RETIRED Lewes licensee Vic Newman, the man “born to be a landlord”, died on Monday evening.

He was 69 and had been suffering ill-health for several years.

Together with his wife Veronica, Mr Newman ran The Black Horse in Western Road for more than a quarter of a century.

His time there has bee described locally as the “golden age” of the hostelry.

Lewes born and bred, Mr Newman was proud to be a Landport Boy. He attended Pells Primary School and then Lewes Secondary Modern, in Mountfield Road.

After leaving school he became an apprentice at Caffyns Garage – where he showed a remarkable memory and head for figures – and later continued in the motor trade as a salesman.

He began courting Veronica when she was 16 and the couple married at St Peter’s Church, Preston Park, in 1963.

They lived at various addresses locally and Mr Newman revealed that it had always been his dream to run a pub.

The couple looked for various premises across the country and could not believe their luck when they secured the tenancy of The Black Horse in his home town in 1977 – then owned by the local Beards Brewery.

It was a baptism of fire. The pub had a rather rough reputation and was frequented by local stable lads from the racing establishments, of which there were still five in Lewes at the time.

Rivalry sometimes sparked punch-ups, and Mr Newman would have to intervene. On one particularly eventful evening he had to change his shirt three times as each became spattered with blood.

But within 12 months he had transformed the pub simply through the sheer force of his personality. He had the happy knack of getting on with people of all ages and from all walks of life.

That famous memory meant that he would remember the name of a customer he had met just once a year earlier – and what they liked to drink.

The Black Horse established a lively and loyal clientelle. Reference books were introduced for the benefit of crossword fans – Mr Newman was an avid one – and funny, wise or outlandish comments were encouraged on blackboards in the lavatories.

It was hard graft. The pub also served as a B and B, which meant the working day began at 6am.
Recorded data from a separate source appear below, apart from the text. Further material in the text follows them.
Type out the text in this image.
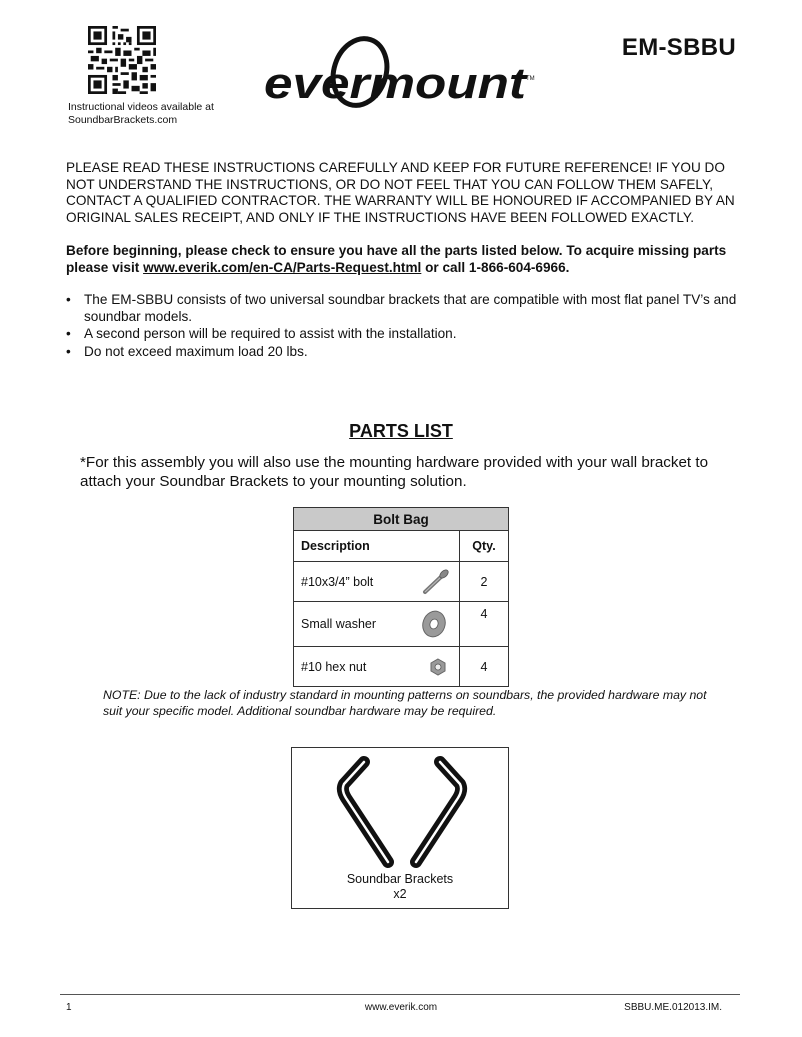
Instructional videos available at
SoundbarBrackets.com
evermount
TM
EM-SBBU
PLEASE READ THESE INSTRUCTIONS CAREFULLY AND KEEP FOR FUTURE REFERENCE! IF YOU DO NOT UNDERSTAND THE INSTRUCTIONS, OR DO NOT FEEL THAT YOU CAN FOLLOW THEM SAFELY, CONTACT A QUALIFIED CONTRACTOR. THE WARRANTY WILL BE HONOURED IF ACCOMPANIED BY AN ORIGINAL SALES RECEIPT, AND ONLY IF THE INSTRUCTIONS HAVE BEEN FOLLOWED EXACTLY.
Before beginning, please check to ensure you have all the parts listed below. To acquire missing parts please visit www.everik.com/en-CA/Parts-Request.html or call 1-866-604-6966.
• The EM-SBBU consists of two universal soundbar brackets that are compatible with most flat panel TV’s and soundbar models.
• A second person will be required to assist with the installation.
• Do not exceed maximum load 20 lbs.
PARTS LIST
*For this assembly you will also use the mounting hardware provided with your wall bracket to attach your Soundbar Brackets to your mounting solution.
Bolt Bag	
Description	Qty.
#10x3/4” bolt	2
Small washer	4
#10 hex nut	4
NOTE: Due to the lack of industry standard in mounting patterns on soundbars, the provided hardware may not suit your specific model. Additional soundbar hardware may be required.
Soundbar Brackets
x2
1	www.everik.com	SBBU.ME.012013.IM.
Veronica recalled their many happy years together, which ended just a year short of their Golden Wedding anniversary. “He was just a lovely man, and lovely with people,” she said. “I think he was born to be a landlord.”
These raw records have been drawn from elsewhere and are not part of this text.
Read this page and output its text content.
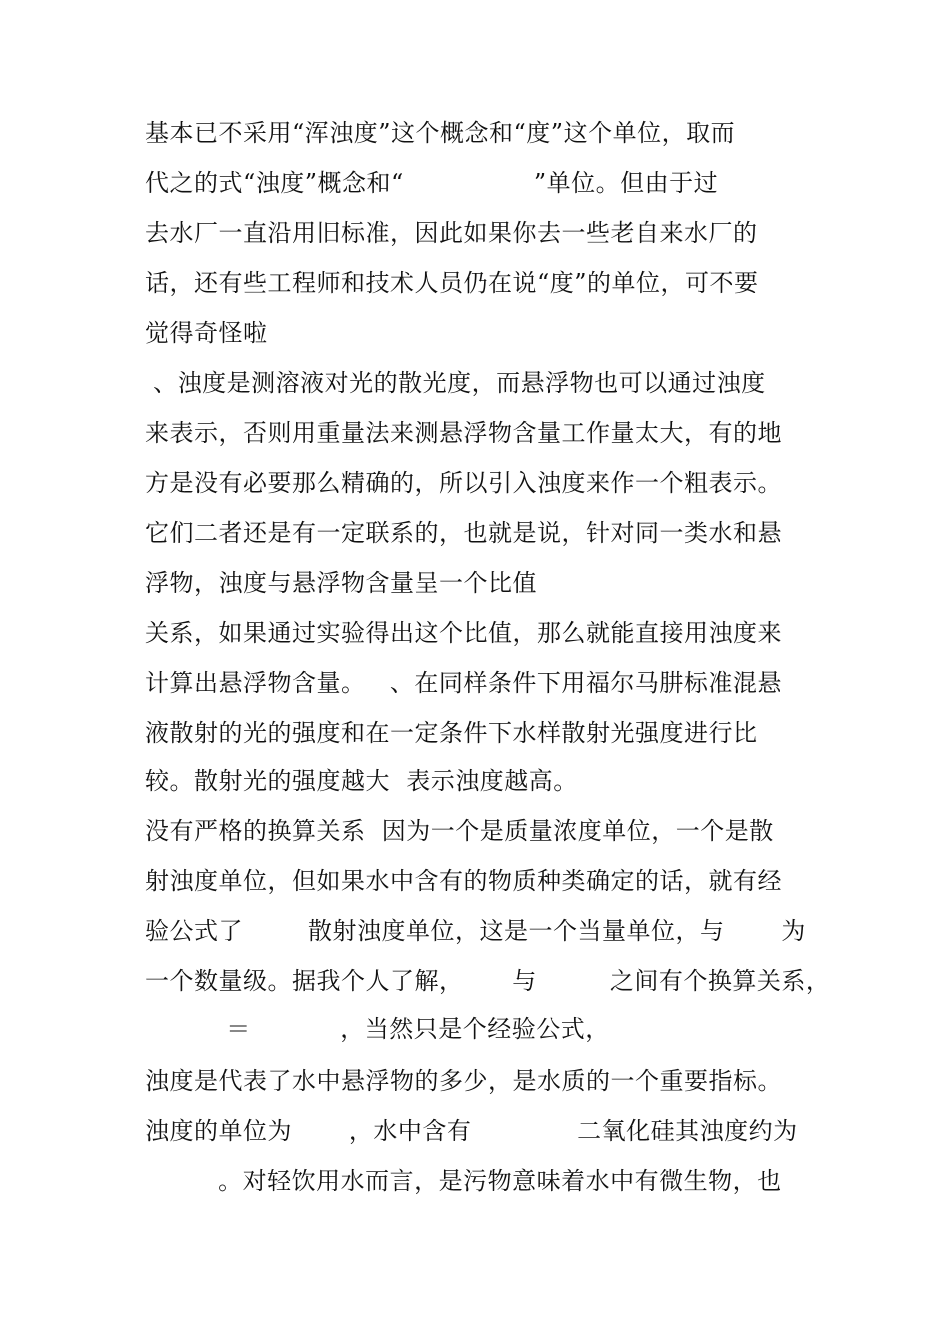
基本已不采用“浑浊度”这个概念和“度”这个单位，取而
代之的式“浊度”概念和“                ”单位。但由于过
去水厂一直沿用旧标准，因此如果你去一些老自来水厂的
话，还有些工程师和技术人员仍在说“度”的单位，可不要
觉得奇怪啦
、浊度是测溶液对光的散光度，而悬浮物也可以通过浊度
来表示，否则用重量法来测悬浮物含量工作量太大，有的地
方是没有必要那么精确的，所以引入浊度来作一个粗表示。
它们二者还是有一定联系的，也就是说，针对同一类水和悬
浮物，浊度与悬浮物含量呈一个比值
关系，如果通过实验得出这个比值，那么就能直接用浊度来
计算出悬浮物含量。   、在同样条件下用福尔马肼标准混悬
液散射的光的强度和在一定条件下水样散射光强度进行比
较。散射光的强度越大  表示浊度越高。
没有严格的换算关系  因为一个是质量浓度单位，一个是散
射浊度单位，但如果水中含有的物质种类确定的话，就有经
验公式了        散射浊度单位，这是一个当量单位，与       为
一个数量级。据我个人了解，      与         之间有个换算关系，
＝           ，当然只是个经验公式，
浊度是代表了水中悬浮物的多少，是水质的一个重要指标。
浊度的单位为       ，水中含有             二氧化硅其浊度约为
。对轻饮用水而言，是污物意味着水中有微生物，也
In 2003 Mr Newman was forced to retire on health grounds, suffering from Chronic Obstructive Pulmonary Disease, a progressive illness of the lungs.

The couple moved to Lewes Road, Ringmer, where he died peacefully this week with Veronica at his side. She said: “He was always optimistic and cheerful. He never complained about his illness.”
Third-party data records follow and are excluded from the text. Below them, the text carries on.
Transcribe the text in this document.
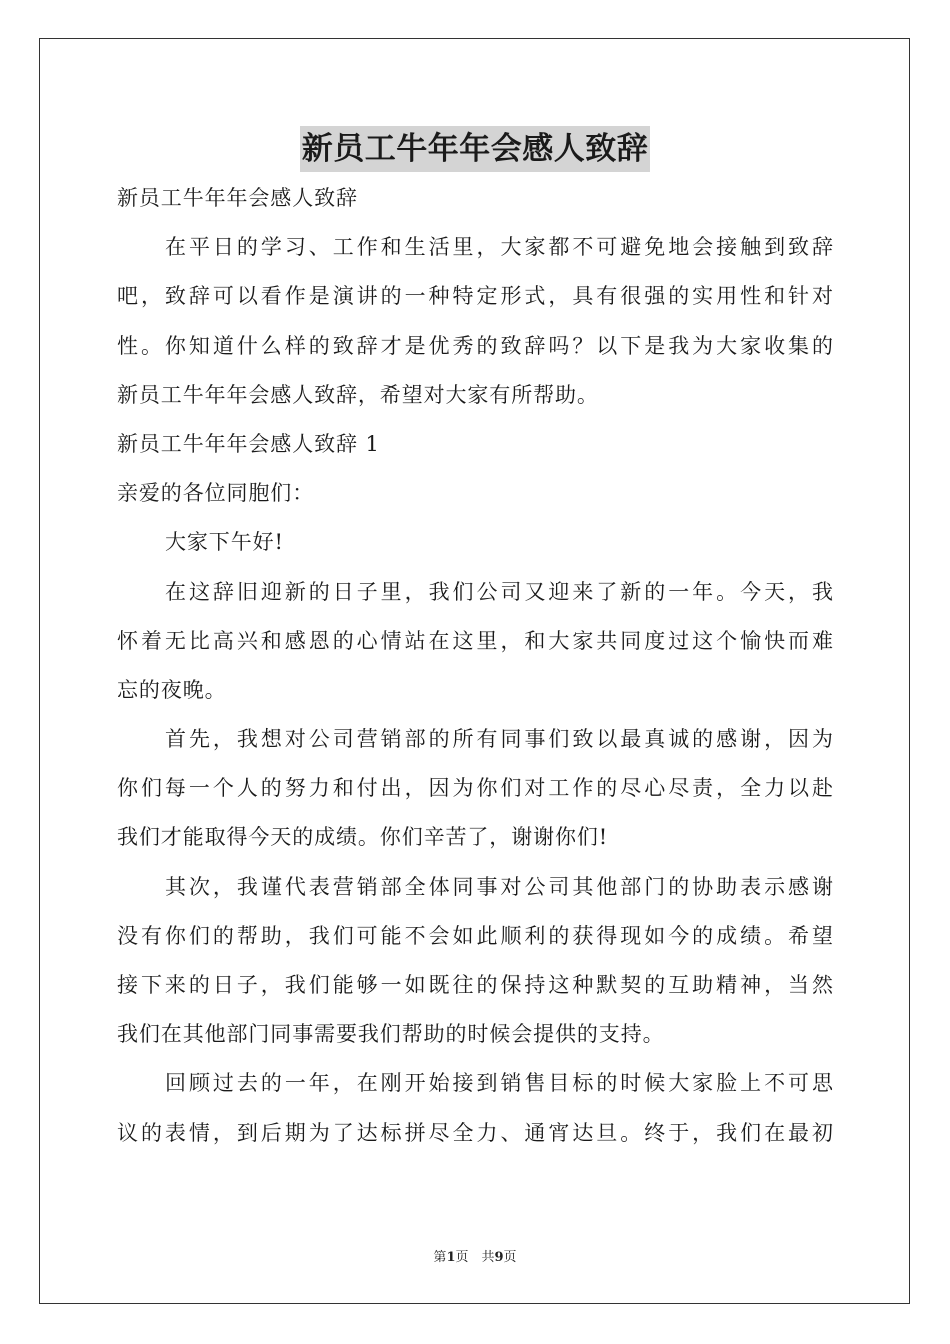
新员工牛年年会感人致辞
新员工牛年年会感人致辞
在平日的学习、工作和生活里，大家都不可避免地会接触到致辞
吧，致辞可以看作是演讲的一种特定形式，具有很强的实用性和针对
性。你知道什么样的致辞才是优秀的致辞吗？以下是我为大家收集的
新员工牛年年会感人致辞，希望对大家有所帮助。
新员工牛年年会感人致辞 1
亲爱的各位同胞们：
大家下午好!
在这辞旧迎新的日子里，我们公司又迎来了新的一年。今天，我
怀着无比高兴和感恩的心情站在这里，和大家共同度过这个愉快而难
忘的夜晚。
首先，我想对公司营销部的所有同事们致以最真诚的感谢，因为
你们每一个人的努力和付出，因为你们对工作的尽心尽责，全力以赴
我们才能取得今天的成绩。你们辛苦了，谢谢你们!
其次，我谨代表营销部全体同事对公司其他部门的协助表示感谢
没有你们的帮助，我们可能不会如此顺利的获得现如今的成绩。希望
接下来的日子，我们能够一如既往的保持这种默契的互助精神，当然
我们在其他部门同事需要我们帮助的时候会提供的支持。
回顾过去的一年，在刚开始接到销售目标的时候大家脸上不可思
议的表情，到后期为了达标拼尽全力、通宵达旦。终于，我们在最初
第1页　共9页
She added: “Since he moved to Ringmer he has really enjoyed the garden here and in the early years he was able to do some gardening even though slowly and with lots of rest in between.

“He also loved birds and kept a list of all those that he saw in the garden. He also used to sit out in the garden late at night to watch the bats. When he was at the pub he loved to walk bits of the South Downs Way on his day off.

“When we were at the pub he always had a brilliant flower display which won him several prizes including a trip to Copenhagen. He devised a very long copper tube with the rose at the end and people would see him out there every morning on the pavement watering the flowers above the windows and the flower baskets.”

Mr Newman was a devoted Bonfire Boy and up until his death was President of Commercial Square Bonfire Society, a post he had held for many years.

He leaves three children and two grandchildren.

For funeral arrangements, please contact Cooper and Son on 01273 475557.